European Commissioner for Economic and Financial Affairs Pierre Moscovici speaks during a news conference after a meeting in Brussels, Belgium, May 18, 2016. REUTERS/Eric Vidal

STRASBOURG (Reuters) - The European Commission is confident that Greece will conclude the reforms needed to unlock bailout funds before next week’s meeting of euro zone finance ministers, top officials said on Monday.

Greece and its international lenders wrapped up the bulk of reforms needed for badly needed bailout cash in May, but left some loose ends which must be tied up before Athens can receive instalments of 10.3 billion euros ($11.48 billion) by September.

“The Greek authorities have done 95 per cent of changes necessary but not all is finalised. Some changes have to be made in the coming hours,” Economic Affairs Commissioner Pierre Moscovici told EU lawmakers in Strasbourg.

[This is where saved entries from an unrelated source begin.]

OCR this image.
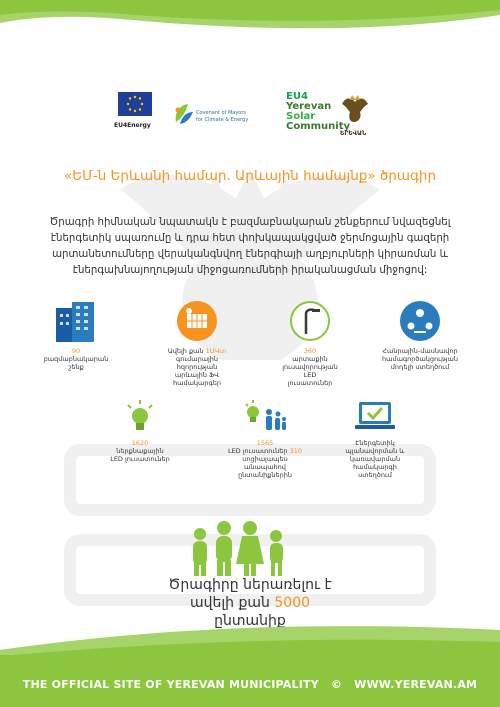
EU4Energy
Covenant of Mayors
for Climate & Energy
EU4
Yerevan
Solar
Community
ԵՐԵՎԱՆ
«ԵՄ-ն Երևանի համար. Արևային համայնք» ծրագիր
Ծրագրի հիմնական նպատակն է բազմաբնակարան շենքերում նվազեցնել էներգետիկ սպառումը և դրա հետ փոխկապակցված ջերմոցային գազերի արտանետումները վերականգնվող էներգիայի աղբյուրների կիրառման և էներգախնայողության միջոցառումների իրականացման միջոցով:
90
բազմաբնակարան
շենք
Ավելի քան 1ՄՎտ
գումարային
հզորության
արևային ՖՎ
համակարգեր
360
արտաքին
լուսավորության
LED
լուսատուներ
Հանրային-մասնավոր
համագործակցության
մոդելի ստեղծում
1620
ներքնաքային
LED լուսատուներ
1565
LED լուսատուներ 310
սոցիալապես
անապահով
ընտանիքներին
Էներգետիկ
պլանավորման և
կառավարման
համակարգի
ստեղծում
Ծրագիրը ներառելու է
ավելի քան 5000
ընտանիք
THE OFFICIAL SITE OF YEREVAN MUNICIPALITY © WWW.YEREVAN.AM
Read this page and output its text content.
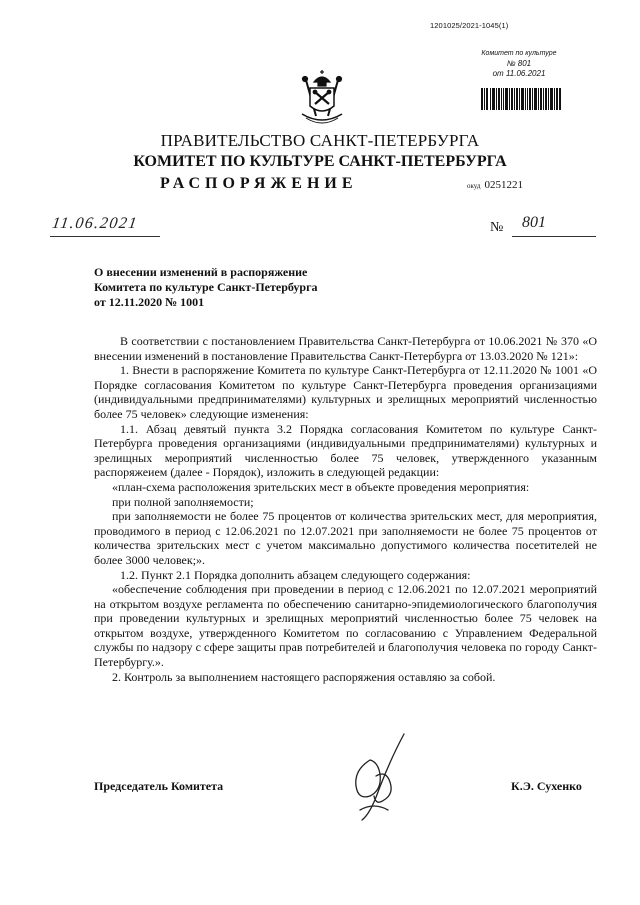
1201025/2021-1045(1)
Комитет по культуре
№ 801
от 11.06.2021
ПРАВИТЕЛЬСТВО САНКТ-ПЕТЕРБУРГА
КОМИТЕТ ПО КУЛЬТУРЕ САНКТ-ПЕТЕРБУРГА
РАСПОРЯЖЕНИЕ	окуд 0251221
11.06.2021	№ 801
О внесении изменений в распоряжение
Комитета по культуре Санкт-Петербурга
от 12.11.2020 № 1001

В соответствии с постановлением Правительства Санкт-Петербурга от 10.06.2021 № 370 «О внесении изменений в постановление Правительства Санкт-Петербурга от 13.03.2020 № 121»:

1. Внести в распоряжение Комитета по культуре Санкт-Петербурга от 12.11.2020 № 1001 «О Порядке согласования Комитетом по культуре Санкт-Петербурга проведения организациями (индивидуальными предпринимателями) культурных и зрелищных мероприятий численностью более 75 человек» следующие изменения:

1.1. Абзац девятый пункта 3.2 Порядка согласования Комитетом по культуре Санкт-Петербурга проведения организациями (индивидуальными предпринимателями) культурных и зрелищных мероприятий численностью более 75 человек, утвержденного указанным распоряжеием (далее - Порядок), изложить в следующей редакции:

«план-схема расположения зрительских мест в объекте проведения мероприятия:

при полной заполняемости;

при заполняемости не более 75 процентов от количества зрительских мест, для мероприятия, проводимого в период с 12.06.2021 по 12.07.2021 при заполняемости не более 75 процентов от количества зрительских мест с учетом максимально допустимого количества посетителей не более 3000 человек;».

1.2. Пункт 2.1 Порядка дополнить абзацем следующего содержания:

«обеспечение соблюдения при проведении в период с 12.06.2021 по 12.07.2021 мероприятий на открытом воздухе регламента по обеспечению санитарно-эпидемиологического благополучия при проведении культурных и зрелищных мероприятий численностью более 75 человек на открытом воздухе, утвержденного Комитетом по согласованию с Управлением Федеральной службы по надзору с сфере защиты прав потребителей и благополучия человека по городу Санкт-Петербургу.».

2. Контроль за выполнением настоящего распоряжения оставляю за собой.

Председатель Комитета	К.Э. Сухенко
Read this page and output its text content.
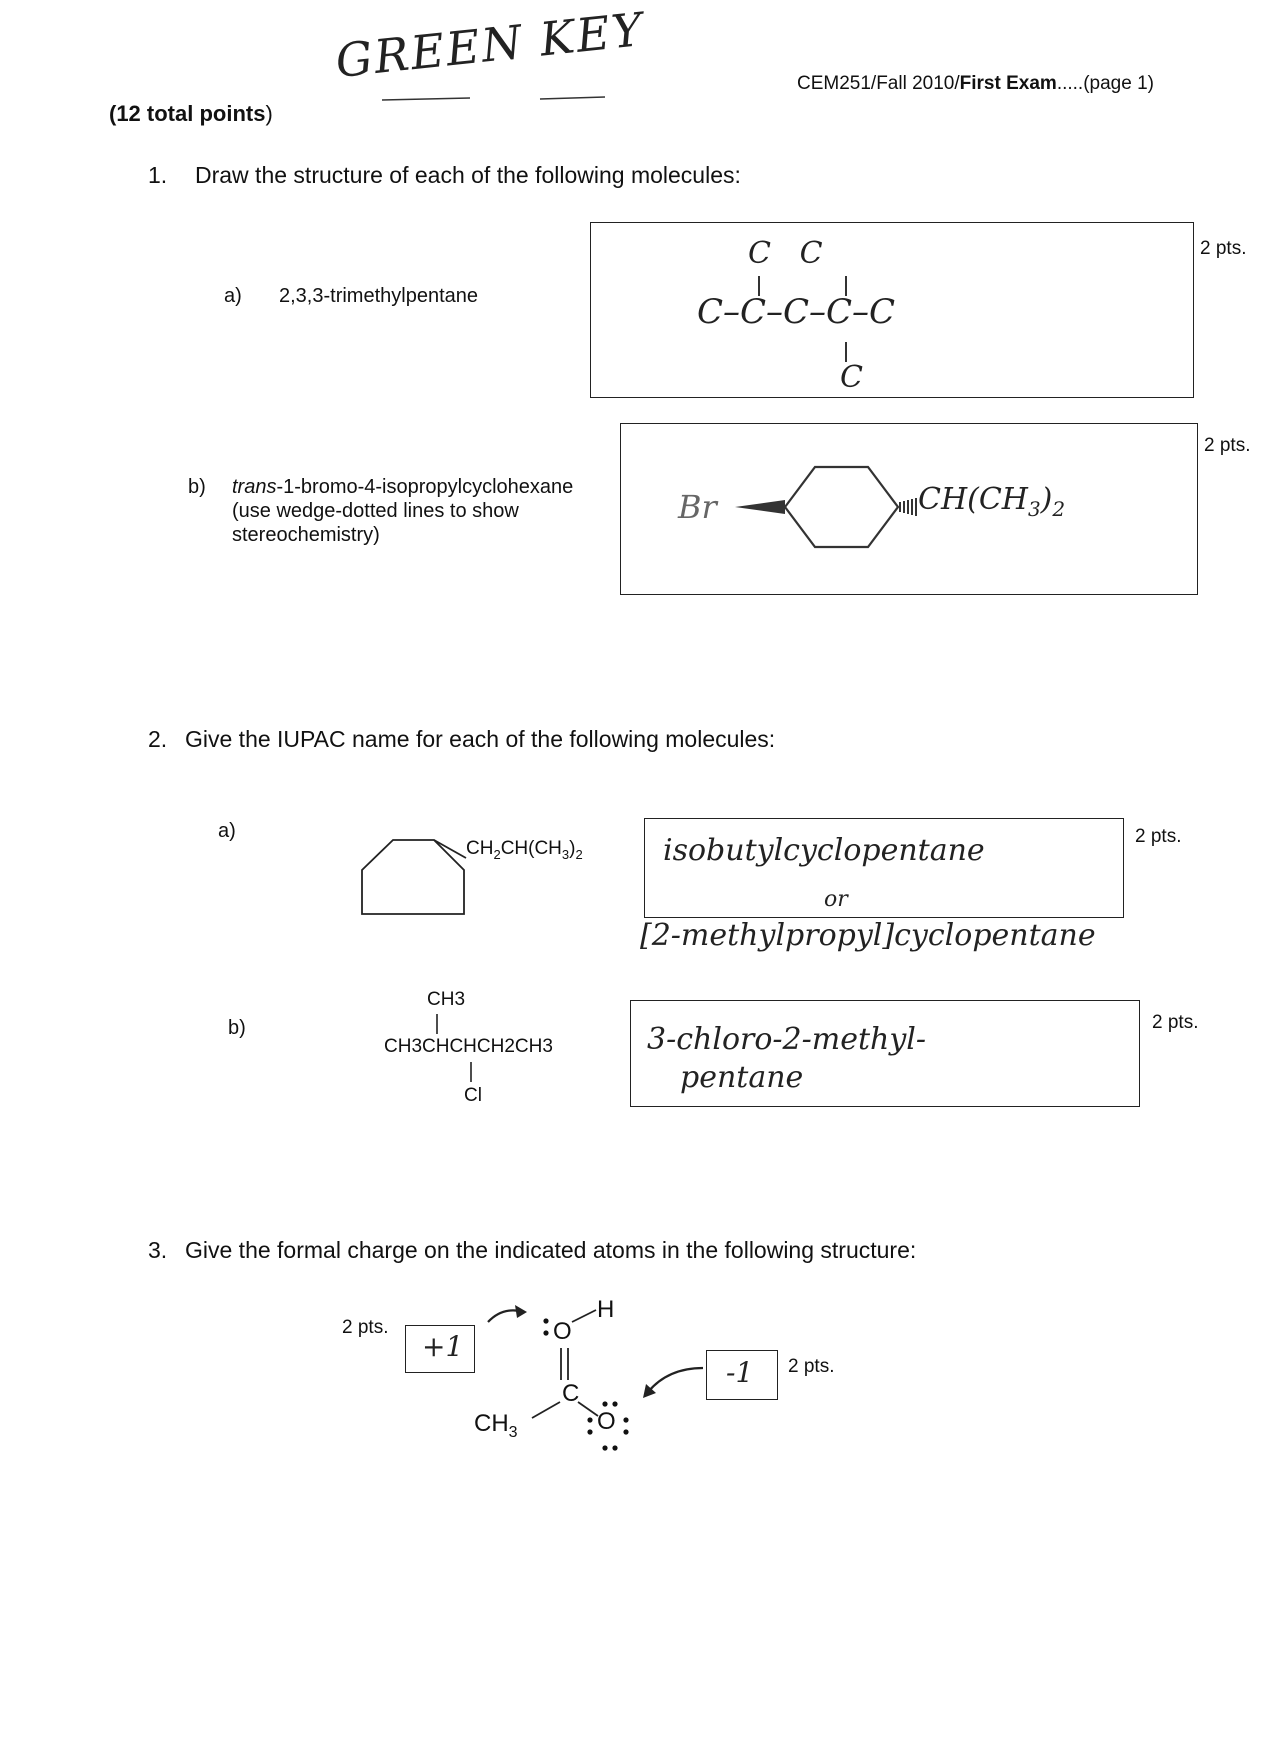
GREEN KEY	CEM251/Fall 2010/First Exam.....(page 1)
(12 total points)
1. Draw the structure of each of the following molecules:
a) 2,3,3-trimethylpentane
2 pts.
C   C
C–C–C–C–C
C
b) trans-1-bromo-4-isopropylcyclohexane
(use wedge-dotted lines to show
stereochemistry)
2 pts.
Br	$CH(CH_3)_2$
2. Give the IUPAC name for each of the following molecules:
a)
$CH_2CH(CH_3)_2$
2 pts.
isobutylcyclopentane
or
[2-methylpropyl]cyclopentane
b)
CH3
CH3CHCHCH2CH3
Cl
2 pts.
3-chloro-2-methyl-
pentane
3. Give the formal charge on the indicated atoms in the following structure:
2 pts.
+1
2 pts.
-1
H
O
C
O
$CH_3$
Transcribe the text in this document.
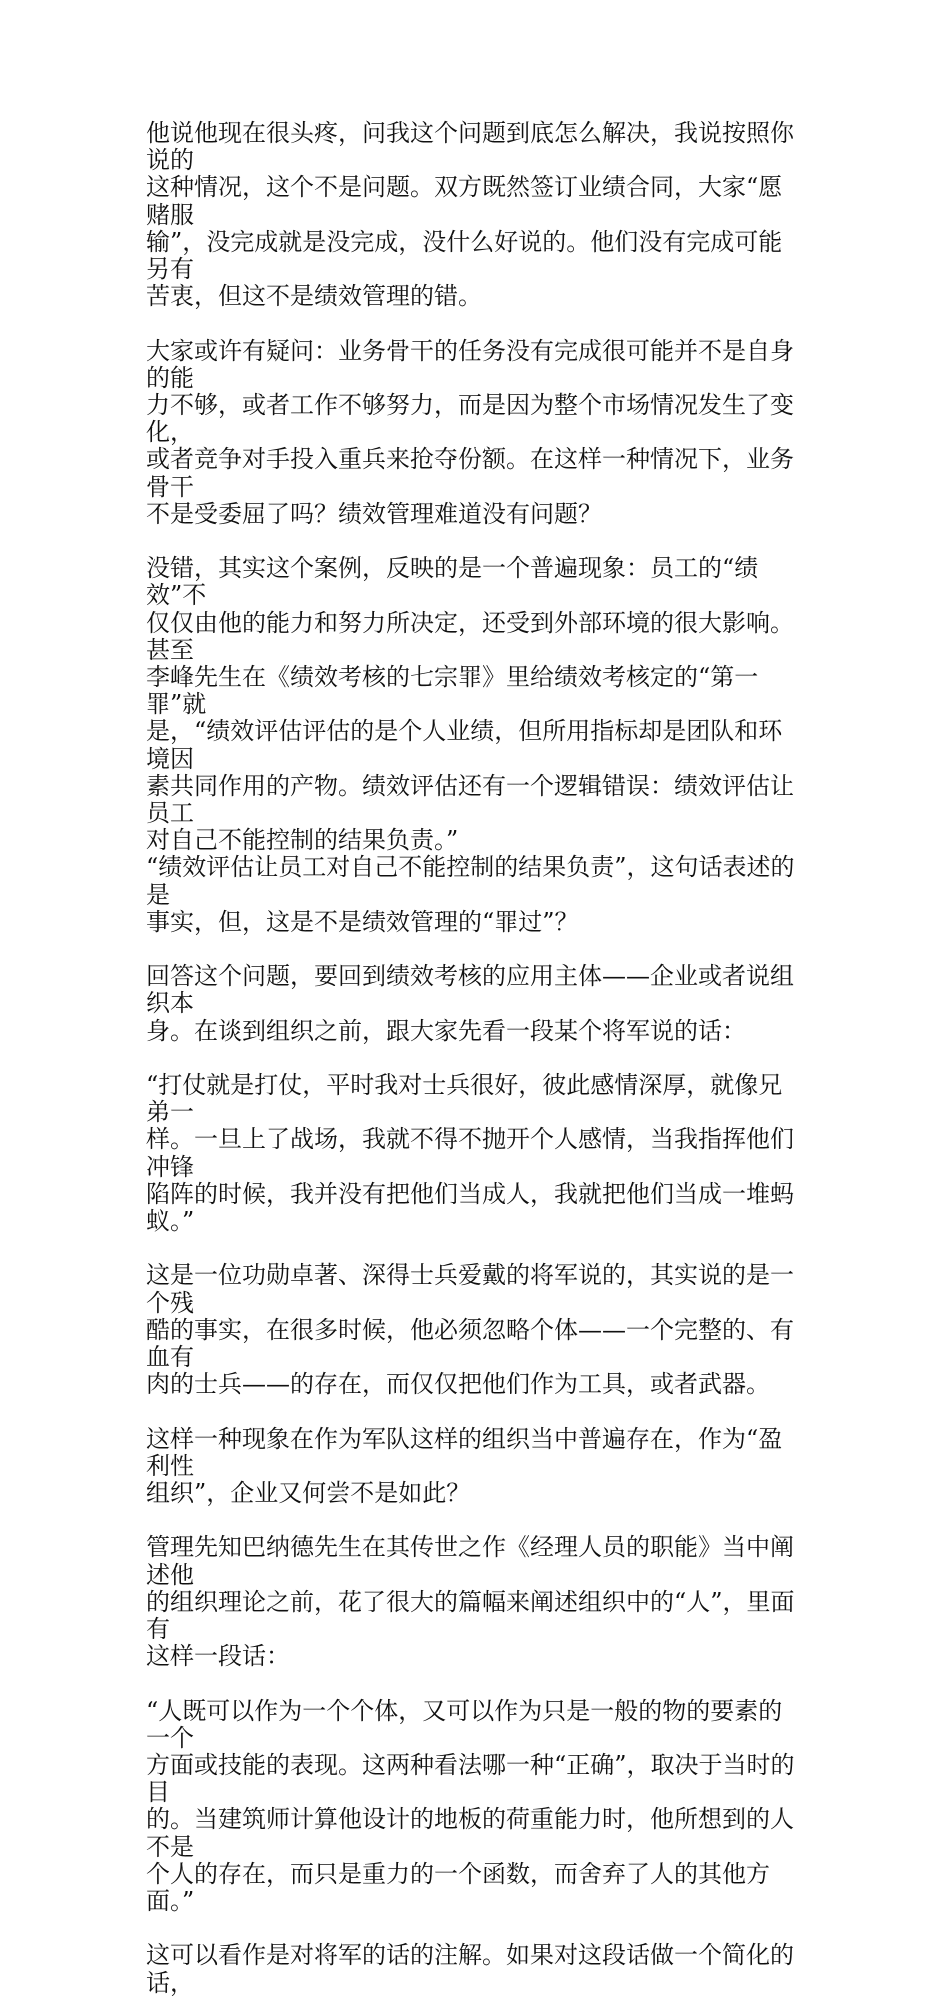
他说他现在很头疼，问我这个问题到底怎么解决，我说按照你说的
这种情况，这个不是问题。双方既然签订业绩合同，大家“愿赌服
输”，没完成就是没完成，没什么好说的。他们没有完成可能另有
苦衷，但这不是绩效管理的错。

大家或许有疑问：业务骨干的任务没有完成很可能并不是自身的能
力不够，或者工作不够努力，而是因为整个市场情况发生了变化，
或者竞争对手投入重兵来抢夺份额。在这样一种情况下，业务骨干
不是受委屈了吗？绩效管理难道没有问题？

没错，其实这个案例，反映的是一个普遍现象：员工的“绩效”不
仅仅由他的能力和努力所决定，还受到外部环境的很大影响。甚至
李峰先生在《绩效考核的七宗罪》里给绩效考核定的“第一罪”就
是，“绩效评估评估的是个人业绩，但所用指标却是团队和环境因
素共同作用的产物。绩效评估还有一个逻辑错误：绩效评估让员工
对自己不能控制的结果负责。”
“绩效评估让员工对自己不能控制的结果负责”，这句话表述的是
事实，但，这是不是绩效管理的“罪过”？

回答这个问题，要回到绩效考核的应用主体——企业或者说组织本
身。在谈到组织之前，跟大家先看一段某个将军说的话：

“打仗就是打仗，平时我对士兵很好，彼此感情深厚，就像兄弟一
样。一旦上了战场，我就不得不抛开个人感情，当我指挥他们冲锋
陷阵的时候，我并没有把他们当成人，我就把他们当成一堆蚂
蚁。”

这是一位功勋卓著、深得士兵爱戴的将军说的，其实说的是一个残
酷的事实，在很多时候，他必须忽略个体——一个完整的、有血有
肉的士兵——的存在，而仅仅把他们作为工具，或者武器。

这样一种现象在作为军队这样的组织当中普遍存在，作为“盈利性
组织”，企业又何尝不是如此？

管理先知巴纳德先生在其传世之作《经理人员的职能》当中阐述他
的组织理论之前，花了很大的篇幅来阐述组织中的“人”，里面有
这样一段话：

“人既可以作为一个个体，又可以作为只是一般的物的要素的一个
方面或技能的表现。这两种看法哪一种“正确”，取决于当时的目
的。当建筑师计算他设计的地板的荷重能力时，他所想到的人不是
个人的存在，而只是重力的一个函数，而舍弃了人的其他方面。”

这可以看作是对将军的话的注解。如果对这段话做一个简化的话，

“I am confident Athens will use the time before the Eurogroup to finalise the limited issues that are still open,” Moscovici added, saying that a disbursement of a first tranche of 7.5 billion euros could be decided as early as next week and be made this month.

Commission Vice President Valdis Dombrovskis said one of the conditions was the setting-up of an independent agency to collect tax revenue. Euro zone finance ministers will discuss the finalization of the Greek deal in a regular meeting in Luxembourg on June 16.

To qualify for the funds, Greek lawmakers reluctantly approved tax rises and pension reforms, freed up the sale of bad loans weighing on banks’ balance sheets and promised to expedite privatisations.

But Greece must also legislate a series of extra actions which the leftist-led government is resisting due to growing dissent at home after six years of belt-tightening. Another of the measures is phasing out a top-up benefit to pensioners.